En “El hombre sin atributos”, Robert Musil (1880-1942) le hace decir al ambicioso Paul Arnheim, en medio de un diálogo gris con el amorfo y culto Ulrich Anders, lo siguiente: “usted quiere que yo posea cualidades que no puedo tener, y hacer cosas que me son imposibles de alcanzar”. En la poderosa sátira que construyó Musil sobre la decadencia austrohúngara, no “hay hombres con atributos”. Todos se encuentran en la misma medianía de conductas, pues el rico matemático Ulrich, al poseer todo lo que necesita, no le motiva buscar riqueza. También, el ambicioso empresario Arnheim, quien debería ser considerado el “hombre con atributos”, tampoco los posee. Pues en el alma de ellos, ya se encuentra un diseño social que los hace tener conductas esperables. El extremo, que la estupidez de la bella Diotima, también resulta predecible.
Esta trama inventada por Musil, se desarrolla antes del inicio de la Gran Guerra y evidencia el ocaso cultural de Europa, siendo uno de los rasgos de ese declinar, los comportamientos previsibles.

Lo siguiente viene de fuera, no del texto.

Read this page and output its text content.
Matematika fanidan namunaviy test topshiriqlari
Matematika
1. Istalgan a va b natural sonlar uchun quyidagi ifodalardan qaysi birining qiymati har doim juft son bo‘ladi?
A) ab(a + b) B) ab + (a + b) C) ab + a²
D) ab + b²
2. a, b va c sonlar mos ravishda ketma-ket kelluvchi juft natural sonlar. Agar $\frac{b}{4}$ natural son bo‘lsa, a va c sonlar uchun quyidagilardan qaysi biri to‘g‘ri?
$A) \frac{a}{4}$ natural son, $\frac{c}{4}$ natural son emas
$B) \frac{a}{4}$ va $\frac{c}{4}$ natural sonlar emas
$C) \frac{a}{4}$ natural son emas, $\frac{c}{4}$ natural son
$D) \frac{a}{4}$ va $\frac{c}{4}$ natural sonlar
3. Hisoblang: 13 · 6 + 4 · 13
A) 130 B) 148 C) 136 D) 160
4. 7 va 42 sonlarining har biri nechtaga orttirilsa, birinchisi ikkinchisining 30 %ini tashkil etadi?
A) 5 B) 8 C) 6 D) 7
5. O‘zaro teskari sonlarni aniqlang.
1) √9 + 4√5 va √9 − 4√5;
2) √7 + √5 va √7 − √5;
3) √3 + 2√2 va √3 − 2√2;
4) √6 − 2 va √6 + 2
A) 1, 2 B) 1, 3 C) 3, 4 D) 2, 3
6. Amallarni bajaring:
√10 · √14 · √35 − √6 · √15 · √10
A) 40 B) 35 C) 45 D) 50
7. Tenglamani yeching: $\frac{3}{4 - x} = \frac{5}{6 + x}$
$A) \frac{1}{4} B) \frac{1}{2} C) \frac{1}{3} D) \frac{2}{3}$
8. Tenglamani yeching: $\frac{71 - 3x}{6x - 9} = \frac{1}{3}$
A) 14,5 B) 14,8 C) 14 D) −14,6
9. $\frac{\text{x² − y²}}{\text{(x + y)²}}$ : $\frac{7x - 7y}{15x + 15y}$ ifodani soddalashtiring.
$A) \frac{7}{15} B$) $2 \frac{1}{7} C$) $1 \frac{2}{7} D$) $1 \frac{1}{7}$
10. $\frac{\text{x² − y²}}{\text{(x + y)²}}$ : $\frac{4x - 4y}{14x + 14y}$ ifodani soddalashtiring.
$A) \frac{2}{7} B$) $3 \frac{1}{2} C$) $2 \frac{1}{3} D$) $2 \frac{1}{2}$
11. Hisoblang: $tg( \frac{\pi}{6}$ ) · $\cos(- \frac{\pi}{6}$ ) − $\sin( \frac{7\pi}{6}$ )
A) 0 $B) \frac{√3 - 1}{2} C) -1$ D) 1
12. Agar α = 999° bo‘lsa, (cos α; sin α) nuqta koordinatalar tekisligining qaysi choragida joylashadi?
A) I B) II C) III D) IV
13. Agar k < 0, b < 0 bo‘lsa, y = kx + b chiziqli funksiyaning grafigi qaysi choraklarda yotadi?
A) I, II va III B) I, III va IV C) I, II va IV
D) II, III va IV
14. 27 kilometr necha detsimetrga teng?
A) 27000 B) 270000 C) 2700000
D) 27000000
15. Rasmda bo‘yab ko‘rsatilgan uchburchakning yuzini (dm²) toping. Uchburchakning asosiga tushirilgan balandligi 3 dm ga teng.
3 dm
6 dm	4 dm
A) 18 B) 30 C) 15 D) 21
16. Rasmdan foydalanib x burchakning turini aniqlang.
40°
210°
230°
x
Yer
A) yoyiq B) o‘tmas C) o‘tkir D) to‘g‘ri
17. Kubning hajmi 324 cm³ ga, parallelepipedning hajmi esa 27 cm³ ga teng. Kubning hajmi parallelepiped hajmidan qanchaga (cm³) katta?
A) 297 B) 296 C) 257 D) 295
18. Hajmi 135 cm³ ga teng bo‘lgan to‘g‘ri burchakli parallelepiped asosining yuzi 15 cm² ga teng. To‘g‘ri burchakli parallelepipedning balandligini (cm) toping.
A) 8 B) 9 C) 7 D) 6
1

Hacia 1914, nada llamaba la atención, pues las pautas conductuales han sido demarcadas por un sistema social cada vez más administrado en términos de racionalización técnica. Recordemos la “jaula de hierro” descrita por el desencantado Max Weber: noche polar de oscuridad helada.
Pero aquel sistema social burocratizado (¨la jaula de hierro¨), se hizo más sutil y complejo después de las guerras mundiales y de la “guerra fría”. Incorporó la innovación tecnológica de la era digital y, paulatinamente, cediendo autonomía humana frente a los protocolos técnicos planificados. Y, en los últimos años, muchos de estos planeamientos, fueron incorporando diversos niveles de inteligencia artificial, socavando la iniciativa del pensar crítico.
Las consecuencias de esta situación sobre las actividades humanas (políticas, empresariales, académicas, entre otras), han sido considerables. Al extremo, que muy pocos quieren actuar más allá de lo que la norma protocolar establece. Es decir, el sistema social nos ha enseñado a limitarnos a operar bajo la relación costo-beneficio. Por ello, los ejercicios del poder están cada vez menos comprometidos con metas ético políticas y más proclives al complimiento de la “oscuridad de los protocolos”; donde los sistemas, separados de la acción y responsabilidad humana, asumen sus propios fines y procedimientos. En esas circunstancias, todas las corrupciones posibles pueden florecer y expandirse.
La experiencia histórica nos enseña que cuando todo es predecible y no hay metas republicanas o utópicas, los humanos no están dispuestos a dar lo mejor de si mismos. Sin proyectos, reducen su existencia a un perpetuo presente desencantado. Esta “mediocridad” generalizada es el preámbulo de la decadencia de una civilización. O, también, como afirma el intelectual canadiense Alain Deneault refiriéndose a la “mediocracia” (es decir, al poder de los mediocres) como “la antesala de una revolución”. ¿Por qué? Porque el mediocre en el poder (y con poder) es incapaz de percibir el movimiento poderoso de los continentes sociales y culturales. En suma, no ve más allá de sus narices.